The Himmerland guys showed the tiny Sopranissimo Saxophone, the smallest instrument in the sax family.
Fiachra O’Regan demonstrated uilleann pipes, known as the national pipes of Ireland. Fiachra played a very soulful rendition of the Irish lament “Morning Dew” complete with chords from the resonators built into the length of the instrument. All of the wind instruments were gorgeous to hear, but that one just made us pay immense attention.
The Atelier ménage à trois featured three mostly trio bands. Grosse Isle, Dâvi Simard, and Les Grands Hurleurs.
Dâvi Simard brought five of his six violins onstage, to have his choice of unusual tunings for the violin, depending on what the music called for.
Grosse Isle led a rousing rendition of Le Talencourt, a great reel from the QueTrad repertoire.
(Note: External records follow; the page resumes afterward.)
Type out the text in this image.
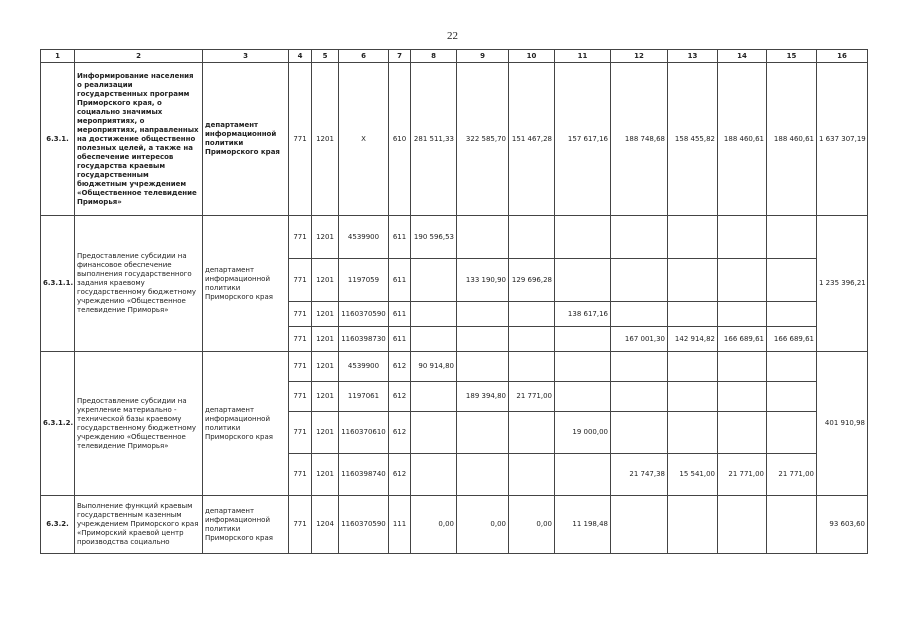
22
1	2	3	4	5	6	7	8	9	10	11	12	13	14	15	16
6.3.1.	Информирование населения о реализации государственных программ Приморского края, о социально значимых мероприятиях, о мероприятиях, направленных на достижение общественно полезных целей, а также на обеспечение интересов государства краевым государственным бюджетным учреждением «Общественное телевидение Приморья»	департамент информационной политики Приморского края	771	1201	Х	610	281 511,33	322 585,70	151 467,28	157 617,16	188 748,68	158 455,82	188 460,61	188 460,61	1 637 307,19
6.3.1.1.	Предоставление субсидии на финансовое обеспечение выполнения государственного задания краевому государственному бюджетному учреждению «Общественное телевидение Приморья»	департамент информационной политики Приморского края	771	1201	4539900	611	190 596,53								1 235 396,21
			771	1201	1197059	611		133 190,90	129 696,28						
			771	1201	1160370590	611				138 617,16					
			771	1201	1160398730	611					167 001,30	142 914,82	166 689,61	166 689,61	
6.3.1.2.	Предоставление субсидии на укрепление материально - технической базы краевому государственному бюджетному учреждению «Общественное телевидение Приморья»	департамент информационной политики Приморского края	771	1201	4539900	612	90 914,80								401 910,98
			771	1201	1197061	612		189 394,80	21 771,00						
			771	1201	1160370610	612				19 000,00					
			771	1201	1160398740	612					21 747,38	15 541,00	21 771,00	21 771,00	
6.3.2.	Выполнение функций краевым государственным казенным учреждением Приморского края «Приморский краевой центр производства социально	департамент информационной политики Приморского края	771	1204	1160370590	111	0,00	0,00	0,00	11 198,48					93 603,60
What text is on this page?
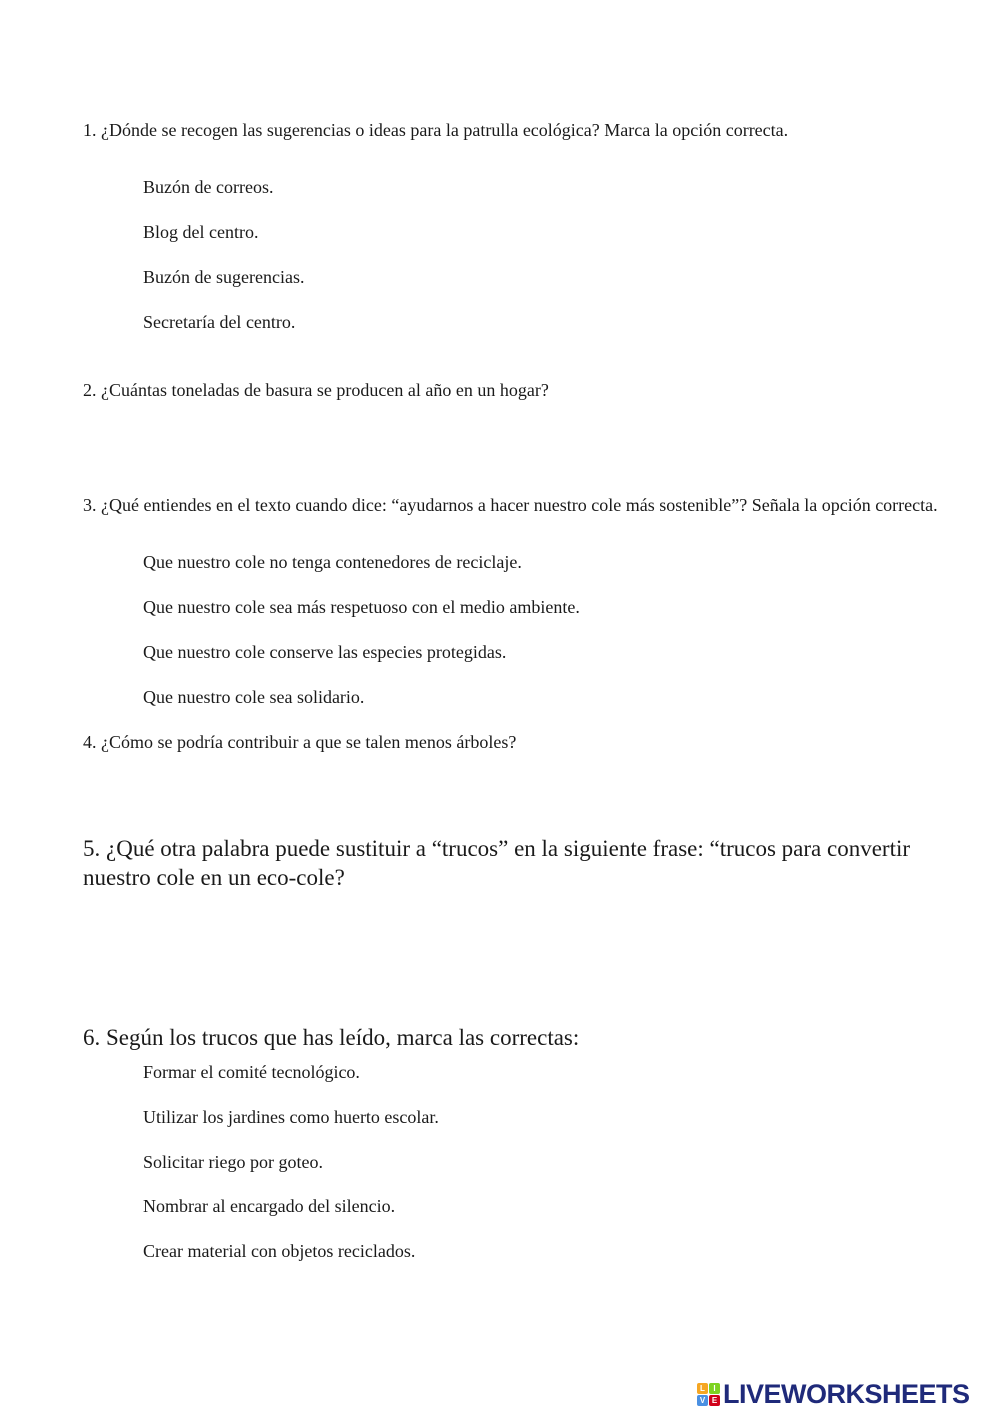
1. ¿Dónde se recogen las sugerencias o ideas para la patrulla ecológica? Marca la opción correcta.

Buzón de correos.
Blog del centro.
Buzón de sugerencias.
Secretaría del centro.

2. ¿Cuántas toneladas de basura se producen al año en un hogar?

3. ¿Qué entiendes en el texto cuando dice: “ayudarnos a hacer nuestro cole más sostenible”? Señala la opción correcta.

Que nuestro cole no tenga contenedores de reciclaje.
Que nuestro cole sea más respetuoso con el medio ambiente.
Que nuestro cole conserve las especies protegidas.
Que nuestro cole sea solidario.

4. ¿Cómo se podría contribuir a que se talen menos árboles?

5. ¿Qué otra palabra puede sustituir a “trucos” en la siguiente frase: “trucos para convertir nuestro cole en un eco-cole?

6. Según los trucos que has leído, marca las correctas:

Formar el comité tecnológico.
Utilizar los jardines como huerto escolar.
Solicitar riego por goteo.
Nombrar al encargado del silencio.
Crear material con objetos reciclados.
L	I
V E LIVEWORKSHEETS
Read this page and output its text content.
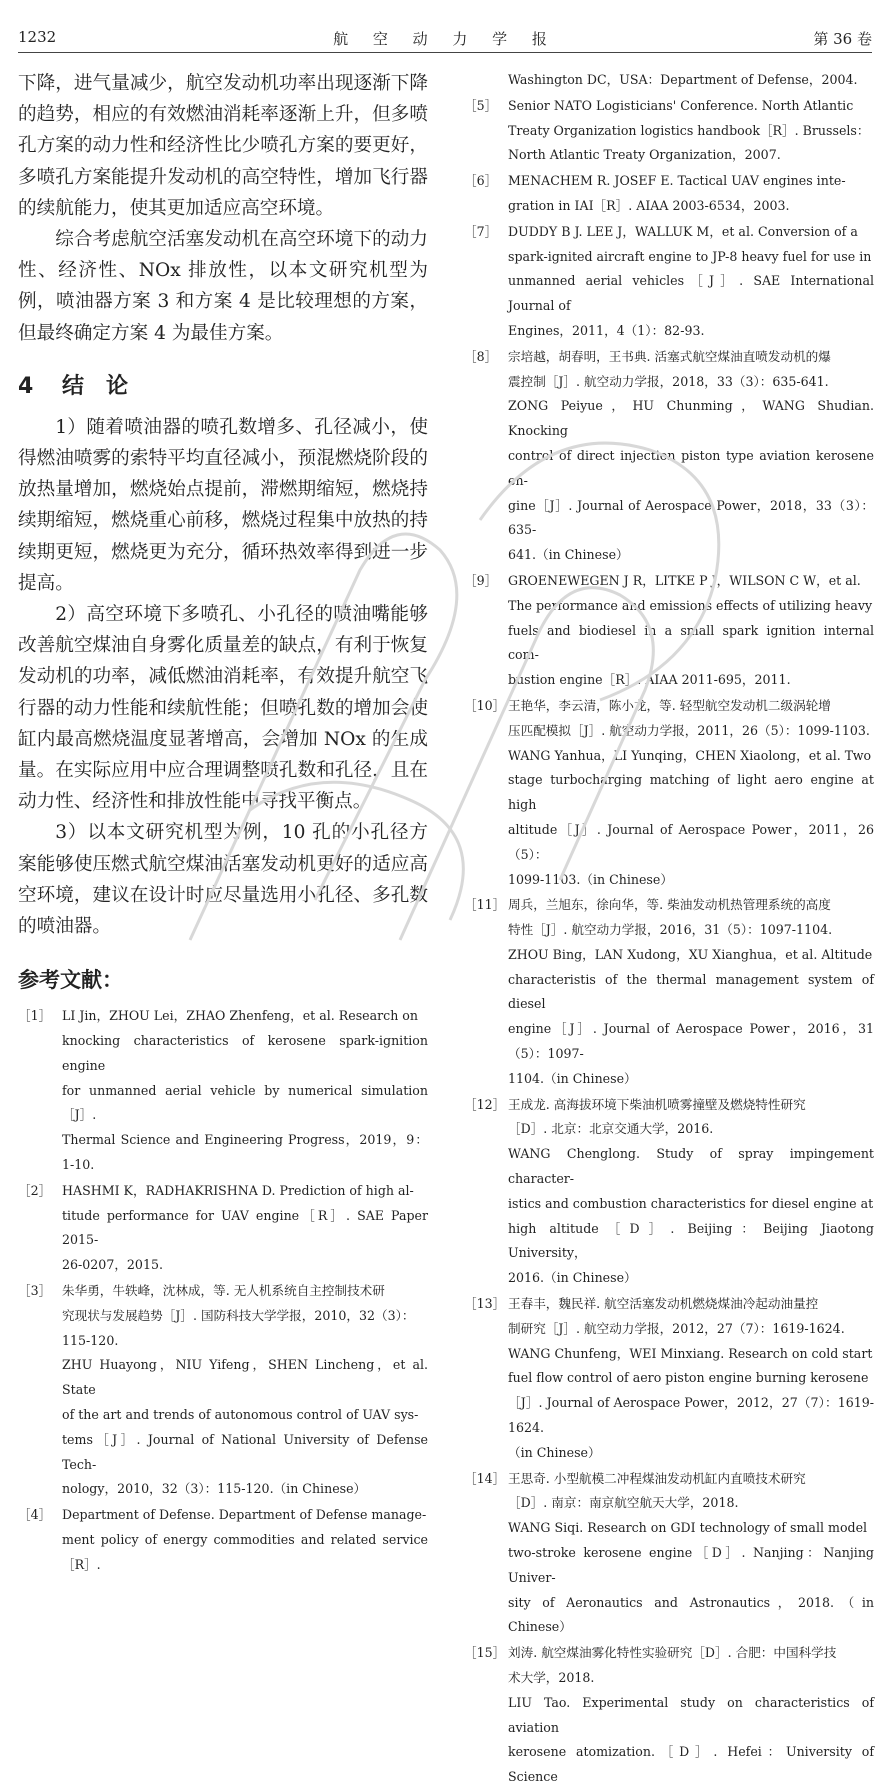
1232	航 空 动 力 学 报	第 36 卷

下降，进气量减少，航空发动机功率出现逐渐下降的趋势，相应的有效燃油消耗率逐渐上升，但多喷孔方案的动力性和经济性比少喷孔方案的要更好，多喷孔方案能提升发动机的高空特性，增加飞行器的续航能力，使其更加适应高空环境。

综合考虑航空活塞发动机在高空环境下的动力性、经济性、NOx 排放性，以本文研究机型为例，喷油器方案 3 和方案 4 是比较理想的方案，但最终确定方案 4 为最佳方案。

4 结　论

1）随着喷油器的喷孔数增多、孔径减小，使得燃油喷雾的索特平均直径减小，预混燃烧阶段的放热量增加，燃烧始点提前，滞燃期缩短，燃烧持续期缩短，燃烧重心前移，燃烧过程集中放热的持续期更短，燃烧更为充分，循环热效率得到进一步提高。

2）高空环境下多喷孔、小孔径的喷油嘴能够改善航空煤油自身雾化质量差的缺点，有利于恢复发动机的功率，减低燃油消耗率，有效提升航空飞行器的动力性能和续航性能；但喷孔数的增加会使缸内最高燃烧温度显著增高，会增加 NOx 的生成量。在实际应用中应合理调整喷孔数和孔径，且在动力性、经济性和排放性能中寻找平衡点。

3）以本文研究机型为例，10 孔的小孔径方案能够使压燃式航空煤油活塞发动机更好的适应高空环境，建议在设计时应尽量选用小孔径、多孔数的喷油器。

参考文献：

［1］ LI Jin，ZHOU Lei，ZHAO Zhenfeng，et al. Research on
knocking characteristics of kerosene spark-ignition engine
for unmanned aerial vehicle by numerical simulation［J］.
Thermal Science and Engineering Progress，2019，9：1-10.

［2］ HASHMI K，RADHAKRISHNA D. Prediction of high al-
titude performance for UAV engine［R］. SAE Paper 2015-
26-0207，2015.

［3］ 朱华勇，牛轶峰，沈林成，等. 无人机系统自主控制技术研
究现状与发展趋势［J］. 国防科技大学学报，2010，32（3）：
115-120.
ZHU Huayong，NIU Yifeng，SHEN Lincheng，et al. State
of the art and trends of autonomous control of UAV sys-
tems［J］. Journal of National University of Defense Tech-
nology，2010，32（3）：115-120.（in Chinese）

［4］ Department of Defense. Department of Defense manage-
ment policy of energy commodities and related service［R］.

Washington DC，USA：Department of Defense，2004.

［5］ Senior NATO Logisticians' Conference. North Atlantic
Treaty Organization logistics handbook［R］. Brussels：
North Atlantic Treaty Organization，2007.

［6］ MENACHEM R. JOSEF E. Tactical UAV engines inte-
gration in IAI［R］. AIAA 2003-6534，2003.

［7］ DUDDY B J. LEE J，WALLUK M，et al. Conversion of a
spark-ignited aircraft engine to JP-8 heavy fuel for use in
unmanned aerial vehicles［J］. SAE International Journal of
Engines，2011，4（1）：82-93.

［8］ 宗培越，胡春明，王书典. 活塞式航空煤油直喷发动机的爆
震控制［J］. 航空动力学报，2018，33（3）：635-641.
ZONG Peiyue，HU Chunming，WANG Shudian. Knocking
control of direct injection piston type aviation kerosene en-
gine［J］. Journal of Aerospace Power，2018，33（3）：635-
641.（in Chinese）

［9］ GROENEWEGEN J R，LITKE P J，WILSON C W，et al.
The performance and emissions effects of utilizing heavy
fuels and biodiesel in a small spark ignition internal com-
bustion engine［R］. AIAA 2011-695，2011.

［10］ 王艳华，李云清，陈小龙，等. 轻型航空发动机二级涡轮增
压匹配模拟［J］. 航空动力学报，2011，26（5）：1099-1103.
WANG Yanhua，LI Yunqing，CHEN Xiaolong，et al. Two
stage turbocharging matching of light aero engine at high
altitude［J］. Journal of Aerospace Power，2011，26（5）：
1099-1103.（in Chinese）

［11］ 周兵，兰旭东，徐向华，等. 柴油发动机热管理系统的高度
特性［J］. 航空动力学报，2016，31（5）：1097-1104.
ZHOU Bing，LAN Xudong，XU Xianghua，et al. Altitude
characteristis of the thermal management system of diesel
engine［J］. Journal of Aerospace Power，2016，31（5）：1097-
1104.（in Chinese）

［12］ 王成龙. 高海拔环境下柴油机喷雾撞壁及燃烧特性研究
［D］. 北京：北京交通大学，2016.
WANG Chenglong. Study of spray impingement character-
istics and combustion characteristics for diesel engine at
high altitude［D］. Beijing：Beijing Jiaotong University，
2016.（in Chinese）

［13］ 王春丰，魏民祥. 航空活塞发动机燃烧煤油冷起动油量控
制研究［J］. 航空动力学报，2012，27（7）：1619-1624.
WANG Chunfeng，WEI Minxiang. Research on cold start
fuel flow control of aero piston engine burning kerosene
［J］. Journal of Aerospace Power，2012，27（7）：1619-1624.
（in Chinese）

［14］ 王思奇. 小型航模二冲程煤油发动机缸内直喷技术研究
［D］. 南京：南京航空航天大学，2018.
WANG Siqi. Research on GDI technology of small model
two-stroke kerosene engine［D］. Nanjing：Nanjing Univer-
sity of Aeronautics and Astronautics，2018.（in Chinese）

［15］ 刘涛. 航空煤油雾化特性实验研究［D］. 合肥：中国科学技
术大学，2018.
LIU Tao. Experimental study on characteristics of aviation
kerosene atomization.［D］. Hefei：University of Science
And for the workshop finale, the whole gang played a set of fine crooked tunes also from the Québecois repertoire.
The Le Vent du Nord Cabaret Stage performance was packed to the rafters. Again, the band showcased their new music from 20 Printemps, the CD they made for their 20th anniversary celebration. We all had the chance to see these ambassadors of joy making their music for us, right before our eyes in this intimate venue. Fabulous.
The final concert of the afternoon was a rare appearance by harmonica master Robert Legault et Les Mercenaires de Terroir. With fiddlers Dâvi Simard and Louis-Simon Lemieux, guitarist André Marchand, and harmonica/fiddle player Dávid Brunelle, we heard lots of lively trad tunes on fiddles and multiple harmonicas. “Le Brandy des Vallancourt” wowed the crowd. The Brandy is a reel that is in three, instead of the usual four notes per musical bar. (We are talking musical time signatures here.) Brandys are particular to QueTrad music and always feel astounding and energetic. The crowd sure loved this one.
Robert’s ability to play harmonica and chew gum at the same time was pretty astounding too!
As we left the Cornet Acoustic stage by the river, the Gruv’N Brass ensemble led a parade up the hill to the Agri-Bouffe, where dinner was waiting for many of us.
Dinner had to wait though. We were highly distracted by an informal jam session led by Pascal Gemme of Genticorum. Such is the way of things at Mémoire et Racines.